The court returns to Bangkok and Anna, emotional as she prepares to leave Siam for good, shares one last dance with Mongkut, who now understands how a man could be content with only one woman. In voice-over, Chulalongkorn tells that he became king following his father's death, and the education he received from Anna led to him abolishing slavery and instituting religious freedom in Siam.

==Cast==

- Jodie Foster as Anna Leonowens
- Chow Yun-fat as King Mongkut
- Bai Ling as Tuptim
- Tom Felton as Louis T. Leonowens
- Randall Duk Kim as General Alak
- Lim Kay Siu as Prince Chaofa, King Mongkut's Brother
- Melissa Campbell as Princess Fa-Ying
- Deanna Yusoff as Consort Thiang
- Geoffrey Palmer as Lord John Bradley
- Ann Firbank as Lady Bradley
- Bill Stewart as Mycroft Kincaid, East India Trading Co.
- Sean Ghazi as Khun Phra Balat
- Syed Alwi as the Samuha Kralahome (Prime Minister)
- Ramli Hassan as King Chulalongkorn
- Keith Chin as Prince Chulalongkorn
- Kenneth Tsang as Justice Phya Phrom
- Shantini Venugopal as the nanny
- Goh Yi Wai as Mongkut's daughter
- Zaibo as Siamese Trader
- Patrick Teoh as Third Judge
- Kee Thuan Chye as Second Judge
- Harith Iskander as Nikorn
- Afdlin Shauki as Interpreter
- Mano Maniam as Moonshee
- Dharma Harun Al-Rashid as Noi
- Mahmud Ali Basha as Mercenary
- Aimi Aziz as Lady of Court No.1
- Ellie Suriaty as Lady of Court No.2
- Tan Siew Ting Lee as Lady of Court No.3
- Ruby Wong as Lady of Court No.4
- Zaridah Abdul Malik as Lady of Court No.5
- Ahmad Mazlan as Scout No.1
- Razib Salimin as Scout No.2
- Yank Kassim as Pitak
- Lim Yu-Beng as Scarfaced Leader

==Reception==
Anna and the King received mixed reviews. On Rotten Tomatoes, it holds a 52% rating, based on 100 reviews, with an average rating of 5.87/10. The consensus reads, "Beautiful cinematography can't prevent Anna and the King from being boring and overly lengthy." Metacritic gave the film a score of 56 based on 32 reviews, indicating "mixed or average" reviews. On a $92 million budget, the film underperformed in the United States and Canada where it only grossed $39 million, however, it did much better internationally with a gross of $75 million for a worldwide total of $114 million.

==Controversy==
After reviewing the script, with changes having been made to try to satisfy them, the Thai government did not allow the film-makers to film in Thailand. The Thai authorities did not permit the film to be distributed in Thailand due to scenes that they construed as a disrespectful and historically inaccurate depiction of King Mongkut.

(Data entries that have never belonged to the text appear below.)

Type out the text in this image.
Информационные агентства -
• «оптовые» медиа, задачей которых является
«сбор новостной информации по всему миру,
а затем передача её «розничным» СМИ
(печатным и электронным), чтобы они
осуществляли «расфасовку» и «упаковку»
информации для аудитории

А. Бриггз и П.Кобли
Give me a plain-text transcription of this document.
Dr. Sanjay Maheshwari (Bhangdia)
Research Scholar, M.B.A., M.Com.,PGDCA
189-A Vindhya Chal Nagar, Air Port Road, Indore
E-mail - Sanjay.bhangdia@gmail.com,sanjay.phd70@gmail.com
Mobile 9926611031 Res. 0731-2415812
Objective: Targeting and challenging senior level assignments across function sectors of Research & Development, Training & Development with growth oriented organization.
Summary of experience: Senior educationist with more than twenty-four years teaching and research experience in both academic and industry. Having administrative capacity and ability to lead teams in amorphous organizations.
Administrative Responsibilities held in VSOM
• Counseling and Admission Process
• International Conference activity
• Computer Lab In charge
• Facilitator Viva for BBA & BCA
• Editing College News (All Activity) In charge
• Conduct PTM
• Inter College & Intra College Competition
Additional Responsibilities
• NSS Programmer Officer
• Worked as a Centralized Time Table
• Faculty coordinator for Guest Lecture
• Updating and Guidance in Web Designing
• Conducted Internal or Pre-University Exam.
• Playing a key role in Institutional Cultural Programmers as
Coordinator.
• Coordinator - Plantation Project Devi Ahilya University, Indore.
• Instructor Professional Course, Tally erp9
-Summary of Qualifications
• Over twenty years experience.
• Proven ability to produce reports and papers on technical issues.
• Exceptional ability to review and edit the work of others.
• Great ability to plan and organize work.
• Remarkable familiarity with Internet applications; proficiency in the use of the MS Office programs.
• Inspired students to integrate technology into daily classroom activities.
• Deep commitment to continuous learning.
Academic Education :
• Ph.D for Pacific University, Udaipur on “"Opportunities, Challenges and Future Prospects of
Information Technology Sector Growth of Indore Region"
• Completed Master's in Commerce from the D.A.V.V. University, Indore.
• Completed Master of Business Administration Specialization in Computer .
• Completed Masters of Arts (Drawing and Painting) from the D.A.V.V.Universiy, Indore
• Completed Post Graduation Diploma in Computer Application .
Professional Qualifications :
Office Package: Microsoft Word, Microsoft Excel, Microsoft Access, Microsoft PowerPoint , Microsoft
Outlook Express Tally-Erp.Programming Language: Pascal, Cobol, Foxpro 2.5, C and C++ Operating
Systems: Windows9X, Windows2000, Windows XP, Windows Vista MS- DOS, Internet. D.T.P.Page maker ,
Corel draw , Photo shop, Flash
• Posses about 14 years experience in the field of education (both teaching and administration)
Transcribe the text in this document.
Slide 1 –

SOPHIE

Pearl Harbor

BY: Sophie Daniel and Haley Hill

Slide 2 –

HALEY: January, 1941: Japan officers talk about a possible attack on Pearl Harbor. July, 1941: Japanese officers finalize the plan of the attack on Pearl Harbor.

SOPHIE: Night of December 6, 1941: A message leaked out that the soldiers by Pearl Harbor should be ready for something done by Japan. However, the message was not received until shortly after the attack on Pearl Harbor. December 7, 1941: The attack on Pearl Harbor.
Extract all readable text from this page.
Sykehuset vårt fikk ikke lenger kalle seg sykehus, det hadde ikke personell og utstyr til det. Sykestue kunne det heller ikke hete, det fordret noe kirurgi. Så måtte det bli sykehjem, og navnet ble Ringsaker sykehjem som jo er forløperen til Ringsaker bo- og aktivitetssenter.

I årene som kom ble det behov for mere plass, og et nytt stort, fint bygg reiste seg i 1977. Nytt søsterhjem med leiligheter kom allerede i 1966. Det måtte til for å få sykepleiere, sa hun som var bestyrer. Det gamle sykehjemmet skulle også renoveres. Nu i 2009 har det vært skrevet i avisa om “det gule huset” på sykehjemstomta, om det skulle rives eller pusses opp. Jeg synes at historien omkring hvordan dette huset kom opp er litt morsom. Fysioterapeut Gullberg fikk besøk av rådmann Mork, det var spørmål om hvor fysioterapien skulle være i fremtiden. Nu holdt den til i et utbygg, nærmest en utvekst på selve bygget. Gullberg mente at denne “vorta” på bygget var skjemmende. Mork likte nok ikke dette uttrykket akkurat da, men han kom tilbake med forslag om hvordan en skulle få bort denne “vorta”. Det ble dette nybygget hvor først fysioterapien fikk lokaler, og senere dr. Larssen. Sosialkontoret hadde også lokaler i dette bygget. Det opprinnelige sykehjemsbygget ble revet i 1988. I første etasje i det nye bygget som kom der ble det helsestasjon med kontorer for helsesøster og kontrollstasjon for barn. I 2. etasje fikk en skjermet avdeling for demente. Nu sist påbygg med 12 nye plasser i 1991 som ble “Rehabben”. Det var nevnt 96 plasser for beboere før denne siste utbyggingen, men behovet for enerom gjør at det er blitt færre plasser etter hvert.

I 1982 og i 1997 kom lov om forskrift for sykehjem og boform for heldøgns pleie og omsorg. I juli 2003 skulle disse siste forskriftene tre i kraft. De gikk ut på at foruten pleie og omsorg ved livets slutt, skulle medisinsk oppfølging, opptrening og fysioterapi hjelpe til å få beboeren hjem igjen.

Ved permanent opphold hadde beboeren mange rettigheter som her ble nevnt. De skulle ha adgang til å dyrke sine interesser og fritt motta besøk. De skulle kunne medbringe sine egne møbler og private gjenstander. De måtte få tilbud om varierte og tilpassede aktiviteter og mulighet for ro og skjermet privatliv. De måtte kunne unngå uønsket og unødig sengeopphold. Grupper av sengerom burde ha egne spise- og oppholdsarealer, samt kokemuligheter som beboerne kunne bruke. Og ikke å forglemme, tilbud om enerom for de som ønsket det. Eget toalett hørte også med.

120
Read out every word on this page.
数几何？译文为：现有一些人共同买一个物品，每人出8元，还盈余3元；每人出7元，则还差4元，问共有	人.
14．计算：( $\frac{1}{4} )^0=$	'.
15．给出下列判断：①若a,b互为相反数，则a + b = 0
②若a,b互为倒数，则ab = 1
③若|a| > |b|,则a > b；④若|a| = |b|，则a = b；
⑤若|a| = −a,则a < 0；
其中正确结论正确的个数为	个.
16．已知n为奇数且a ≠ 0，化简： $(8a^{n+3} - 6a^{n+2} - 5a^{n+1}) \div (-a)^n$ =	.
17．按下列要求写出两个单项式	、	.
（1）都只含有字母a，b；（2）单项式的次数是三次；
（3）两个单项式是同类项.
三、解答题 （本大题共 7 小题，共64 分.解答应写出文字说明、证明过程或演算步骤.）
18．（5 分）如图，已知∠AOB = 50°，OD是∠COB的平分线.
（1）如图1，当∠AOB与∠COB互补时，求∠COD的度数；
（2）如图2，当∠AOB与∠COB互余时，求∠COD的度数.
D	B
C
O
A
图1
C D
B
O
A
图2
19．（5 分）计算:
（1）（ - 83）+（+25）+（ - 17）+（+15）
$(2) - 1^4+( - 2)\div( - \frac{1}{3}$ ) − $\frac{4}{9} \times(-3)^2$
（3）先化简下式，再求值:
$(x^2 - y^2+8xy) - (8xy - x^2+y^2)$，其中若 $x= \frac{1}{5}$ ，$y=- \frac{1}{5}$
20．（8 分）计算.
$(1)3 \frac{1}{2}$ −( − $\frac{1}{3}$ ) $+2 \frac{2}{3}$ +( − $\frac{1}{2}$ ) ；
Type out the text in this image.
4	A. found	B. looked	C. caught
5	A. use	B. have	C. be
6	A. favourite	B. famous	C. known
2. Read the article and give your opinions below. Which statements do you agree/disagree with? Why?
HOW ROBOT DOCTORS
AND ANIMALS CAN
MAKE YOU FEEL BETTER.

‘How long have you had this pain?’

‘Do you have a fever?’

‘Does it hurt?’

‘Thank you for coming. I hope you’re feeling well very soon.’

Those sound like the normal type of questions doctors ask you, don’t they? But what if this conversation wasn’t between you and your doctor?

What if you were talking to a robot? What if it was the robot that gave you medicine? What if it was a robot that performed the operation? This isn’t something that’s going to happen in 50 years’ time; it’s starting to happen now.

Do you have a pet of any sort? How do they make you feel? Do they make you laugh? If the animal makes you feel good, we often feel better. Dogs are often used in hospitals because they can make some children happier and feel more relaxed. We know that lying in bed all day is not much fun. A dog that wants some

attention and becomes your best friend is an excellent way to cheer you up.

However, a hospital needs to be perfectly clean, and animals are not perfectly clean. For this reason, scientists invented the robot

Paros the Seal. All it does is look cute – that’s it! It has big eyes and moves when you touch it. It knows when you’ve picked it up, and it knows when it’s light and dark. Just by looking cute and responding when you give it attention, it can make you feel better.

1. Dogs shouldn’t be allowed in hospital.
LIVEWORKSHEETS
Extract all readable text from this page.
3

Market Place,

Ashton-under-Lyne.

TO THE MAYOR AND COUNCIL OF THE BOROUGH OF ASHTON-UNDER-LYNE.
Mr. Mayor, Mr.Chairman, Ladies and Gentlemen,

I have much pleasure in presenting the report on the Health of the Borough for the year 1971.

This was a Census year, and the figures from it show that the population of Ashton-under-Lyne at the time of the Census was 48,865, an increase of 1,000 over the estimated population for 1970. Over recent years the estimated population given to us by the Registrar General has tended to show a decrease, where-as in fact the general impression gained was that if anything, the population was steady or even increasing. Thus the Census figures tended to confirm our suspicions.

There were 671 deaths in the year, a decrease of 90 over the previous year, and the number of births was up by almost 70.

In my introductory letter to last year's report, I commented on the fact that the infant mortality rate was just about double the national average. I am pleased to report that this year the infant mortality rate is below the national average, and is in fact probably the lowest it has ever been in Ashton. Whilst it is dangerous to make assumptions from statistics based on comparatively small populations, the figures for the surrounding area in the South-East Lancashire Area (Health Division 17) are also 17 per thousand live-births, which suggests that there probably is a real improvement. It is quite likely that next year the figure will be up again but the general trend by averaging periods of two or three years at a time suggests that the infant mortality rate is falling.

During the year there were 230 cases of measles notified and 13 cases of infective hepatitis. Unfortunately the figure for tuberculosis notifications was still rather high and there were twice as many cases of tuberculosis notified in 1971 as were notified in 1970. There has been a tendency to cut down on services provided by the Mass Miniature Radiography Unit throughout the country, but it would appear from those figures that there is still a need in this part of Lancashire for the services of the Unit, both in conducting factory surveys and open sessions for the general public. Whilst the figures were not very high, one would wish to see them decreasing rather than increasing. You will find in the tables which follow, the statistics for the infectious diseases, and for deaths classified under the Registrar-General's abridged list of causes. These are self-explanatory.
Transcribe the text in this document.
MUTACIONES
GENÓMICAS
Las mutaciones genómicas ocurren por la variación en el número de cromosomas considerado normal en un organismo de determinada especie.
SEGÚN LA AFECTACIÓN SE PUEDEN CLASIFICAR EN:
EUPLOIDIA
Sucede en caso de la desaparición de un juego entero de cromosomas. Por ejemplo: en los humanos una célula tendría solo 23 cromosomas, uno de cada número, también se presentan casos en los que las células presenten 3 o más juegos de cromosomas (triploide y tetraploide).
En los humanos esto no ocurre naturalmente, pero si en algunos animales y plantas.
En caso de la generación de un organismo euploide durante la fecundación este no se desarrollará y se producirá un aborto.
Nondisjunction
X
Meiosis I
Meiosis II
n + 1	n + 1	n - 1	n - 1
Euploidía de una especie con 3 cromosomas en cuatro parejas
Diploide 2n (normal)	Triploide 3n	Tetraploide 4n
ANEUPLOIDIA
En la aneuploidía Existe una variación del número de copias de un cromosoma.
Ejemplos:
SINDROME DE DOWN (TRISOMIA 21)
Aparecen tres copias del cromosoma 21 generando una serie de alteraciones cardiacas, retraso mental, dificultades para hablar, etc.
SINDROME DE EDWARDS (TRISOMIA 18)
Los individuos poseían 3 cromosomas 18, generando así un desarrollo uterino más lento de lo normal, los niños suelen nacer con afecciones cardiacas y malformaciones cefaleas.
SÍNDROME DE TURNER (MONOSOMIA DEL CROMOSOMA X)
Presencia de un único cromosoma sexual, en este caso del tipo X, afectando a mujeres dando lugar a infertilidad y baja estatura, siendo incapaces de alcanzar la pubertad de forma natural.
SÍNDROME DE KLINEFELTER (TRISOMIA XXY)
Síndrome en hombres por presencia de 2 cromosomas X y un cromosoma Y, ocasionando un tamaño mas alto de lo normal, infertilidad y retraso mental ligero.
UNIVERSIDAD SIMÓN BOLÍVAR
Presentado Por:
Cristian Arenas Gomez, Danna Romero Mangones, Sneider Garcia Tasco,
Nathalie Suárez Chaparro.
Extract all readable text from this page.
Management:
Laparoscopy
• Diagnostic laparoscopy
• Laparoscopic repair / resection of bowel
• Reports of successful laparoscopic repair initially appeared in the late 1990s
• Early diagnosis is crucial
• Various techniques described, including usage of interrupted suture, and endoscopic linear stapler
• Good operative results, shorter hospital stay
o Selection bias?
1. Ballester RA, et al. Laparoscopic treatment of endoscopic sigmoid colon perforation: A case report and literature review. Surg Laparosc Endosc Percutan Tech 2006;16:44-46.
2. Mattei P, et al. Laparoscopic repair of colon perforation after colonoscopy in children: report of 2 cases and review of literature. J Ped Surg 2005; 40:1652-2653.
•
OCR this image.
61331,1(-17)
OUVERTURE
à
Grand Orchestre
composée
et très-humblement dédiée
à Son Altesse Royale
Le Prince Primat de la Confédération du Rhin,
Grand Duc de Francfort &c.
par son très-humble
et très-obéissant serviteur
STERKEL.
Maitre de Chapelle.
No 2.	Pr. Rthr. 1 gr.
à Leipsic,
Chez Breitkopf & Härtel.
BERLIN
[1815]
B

Tony Dabbs wrote an opinion piece for the Thai newspaper The Nation, criticizing the ban, advocating the use of strong disclaimers, and expanding the issue beyond this picture, saying: “Frankly, I would like to see all films that take strong liberties with the historical facts, as Braveheart and JFK did, also be required to state so at the end of the film”.